A rally outside a school board meeting that ruled to admonish Commissioner Ann Hsu. Photo: Megan Rose Dickey/Axios
San Francisco school board member Mark Sanchez tells Axios his fellow commissioner Ann Hsu's "very hurtful" remarks should result in a vote of no confidence.
Driving the news: The school board unanimously voted Tuesday night to strongly reprimand Hsu in light of recent comments about the performance of Black and Latino students.
- Sanchez, however, calls the largely symbolic admonishment a "light touch response."
- A vote of no confidence would send the message that the board believes Hsu is not "fit to be serving our schools," he added.
Catch up quick: Hsu in July claimed in a campaign questionnaire that it's difficult to educate Black and brown children because of their "unstable family environments" and "lack of parental encouragement to focus on or value learning."

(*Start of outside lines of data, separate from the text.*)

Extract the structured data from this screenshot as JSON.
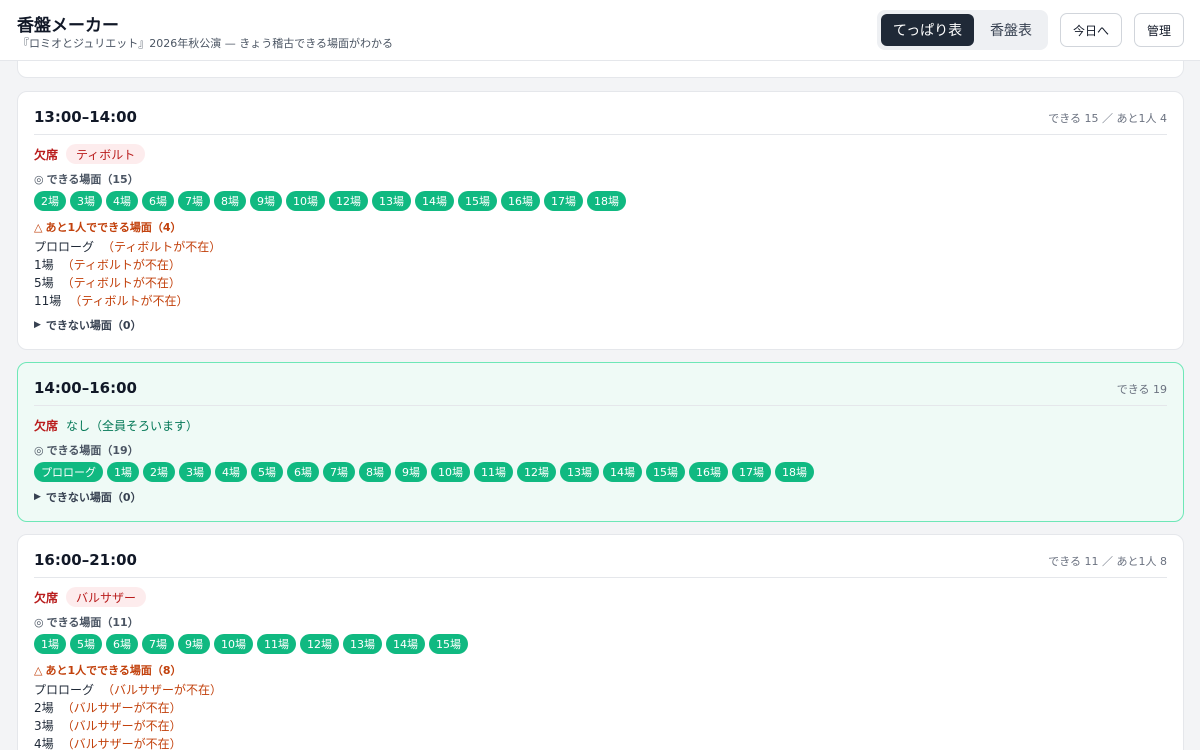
{
  "header": {
    "title": "香盤メーカー",
    "subtitle": "『ロミオとジュリエット』2026年秋公演 — きょう稽古できる場面がわかる",
    "view_tabs": [
      "てっぱり表",
      "香盤表"
    ],
    "today_button": "今日へ",
    "admin_button": "管理"
  },
  "labels": {
    "absent": "欠席",
    "can_prefix": "◎",
    "one_more_prefix": "△",
    "cannot_prefix": "▶"
  },
  "slots": [
    {
      "time": "13:00–14:00",
      "counts": "できる 15 ／ あと1人 4",
      "absent": "ティボルト",
      "can_label": "できる場面（15）",
      "can": [
        "2場",
        "3場",
        "4場",
        "6場",
        "7場",
        "8場",
        "9場",
        "10場",
        "12場",
        "13場",
        "14場",
        "15場",
        "16場",
        "17場",
        "18場"
      ],
      "one_more_label": "あと1人でできる場面（4）",
      "one_more": [
        {
          "scene": "プロローグ",
          "note": "（ティボルトが不在）"
        },
        {
          "scene": "1場",
          "note": "（ティボルトが不在）"
        },
        {
          "scene": "5場",
          "note": "（ティボルトが不在）"
        },
        {
          "scene": "11場",
          "note": "（ティボルトが不在）"
        }
      ],
      "cannot_label": "できない場面（0）"
    },
    {
      "time": "14:00–16:00",
      "counts": "できる 19",
      "absent_none": "なし（全員そろいます）",
      "can_label": "できる場面（19）",
      "can": [
        "プロローグ",
        "1場",
        "2場",
        "3場",
        "4場",
        "5場",
        "6場",
        "7場",
        "8場",
        "9場",
        "10場",
        "11場",
        "12場",
        "13場",
        "14場",
        "15場",
        "16場",
        "17場",
        "18場"
      ],
      "cannot_label": "できない場面（0）"
    },
    {
      "time": "16:00–21:00",
      "counts": "できる 11 ／ あと1人 8",
      "absent": "バルサザー",
      "can_label": "できる場面（11）",
      "can": [
        "1場",
        "5場",
        "6場",
        "7場",
        "9場",
        "10場",
        "11場",
        "12場",
        "13場",
        "14場",
        "15場"
      ],
      "one_more_label": "あと1人でできる場面（8）",
      "one_more": [
        {
          "scene": "プロローグ",
          "note": "（バルサザーが不在）"
        },
        {
          "scene": "2場",
          "note": "（バルサザーが不在）"
        },
        {
          "scene": "3場",
          "note": "（バルサザーが不在）"
        },
        {
          "scene": "4場",
          "note": "（バルサザーが不在）"
        }
      ]
    }
  ]
}
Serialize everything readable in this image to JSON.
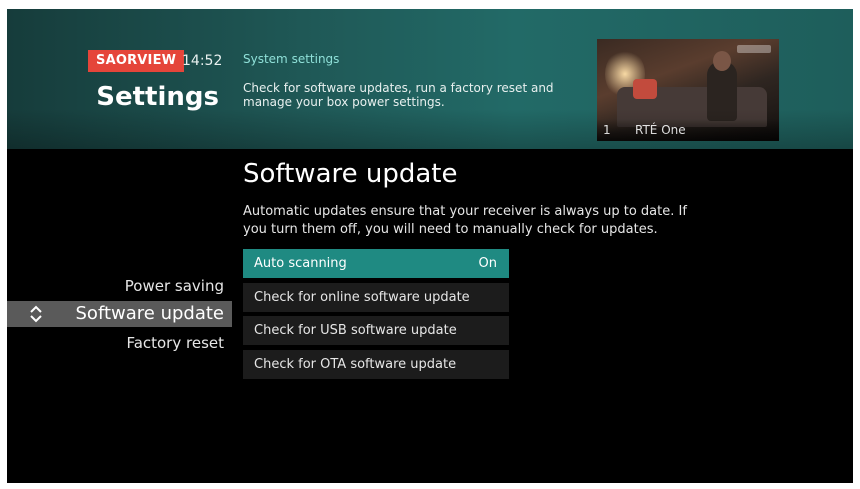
{
  "header": {
    "brand": "SAORVIEW",
    "time": "14:52",
    "page_title": "Settings",
    "breadcrumb": "System settings",
    "description": "Check for software updates, run a factory reset and manage your box power settings."
  },
  "preview": {
    "channel_number": "1",
    "channel_name": "RTÉ One"
  },
  "sidebar": {
    "items": [
      {
        "label": "Power saving"
      },
      {
        "label": "Software update",
        "selected": true
      },
      {
        "label": "Factory reset"
      }
    ]
  },
  "main": {
    "title": "Software update",
    "description": "Automatic updates ensure that your receiver is always up to date. If you turn them off, you will need to manually check for updates.",
    "options": [
      {
        "label": "Auto scanning",
        "value": "On",
        "active": true
      },
      {
        "label": "Check for online software update"
      },
      {
        "label": "Check for USB software update"
      },
      {
        "label": "Check for OTA software update"
      }
    ]
  },
  "colors": {
    "accent": "#1f8a82",
    "brand": "#e5453a",
    "selected_bg": "#5a5a5a"
  },
  "icons": {
    "updown": "up-down-chevron-icon"
  }
}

- District 1 Supervisor Connie Chan last month called Hsu's remarks "anti-Black and racist."
- Hsu explained in an apology that she "was trying to understand and address a serious problem and seek solutions, and in so doing I said things that perpetuated biases already in the system."
- After resisting calls to submit her resignation, she said at Tuesday night's meeting that "canceling one another" is not the way to overcome "harmful biases and stereotypes."
Flashback: The school board has faced scrutiny since the pandemic’s beginning in 2020. Critics argued the board spent too much time focusing on an initiative to rename 44 schools with problematic namesakes and changing Lowell High School to a lottery admissions system while schools remained empty.
- In 2021, dozens of public officials and community groups called for the resignation of then-school board member Allison Collins after critics unearthed controversial tweets about Asian American people that many said were racist. In March 2021, the school board passed a resolution of no confidence, ultimately stripping Collins of her role as vice president of the board.
- San Francisco Mayor London Breed appointed Hsu and two other board members in March following the recall of Collins and two of her colleagues.
Between the lines: Much like the admonishment, a no confidence vote doesn't "have any teeth," Sanchez says.
- Yes, but: "... it would be more than symbolic for certain communities who are demanding a more severe response," he says.
What's next: To put a resolution of no confidence on the school board's agenda, Sanchez needs the support of at least three other members.
- He thinks Aug. 23 is the earliest the resolution could make it on the docket.
- Sanchez, however, says getting the board's support "depends on the individual commissioners’ sense of how hurtful the statements were to them."
- Hsu is up for election in the November midterm.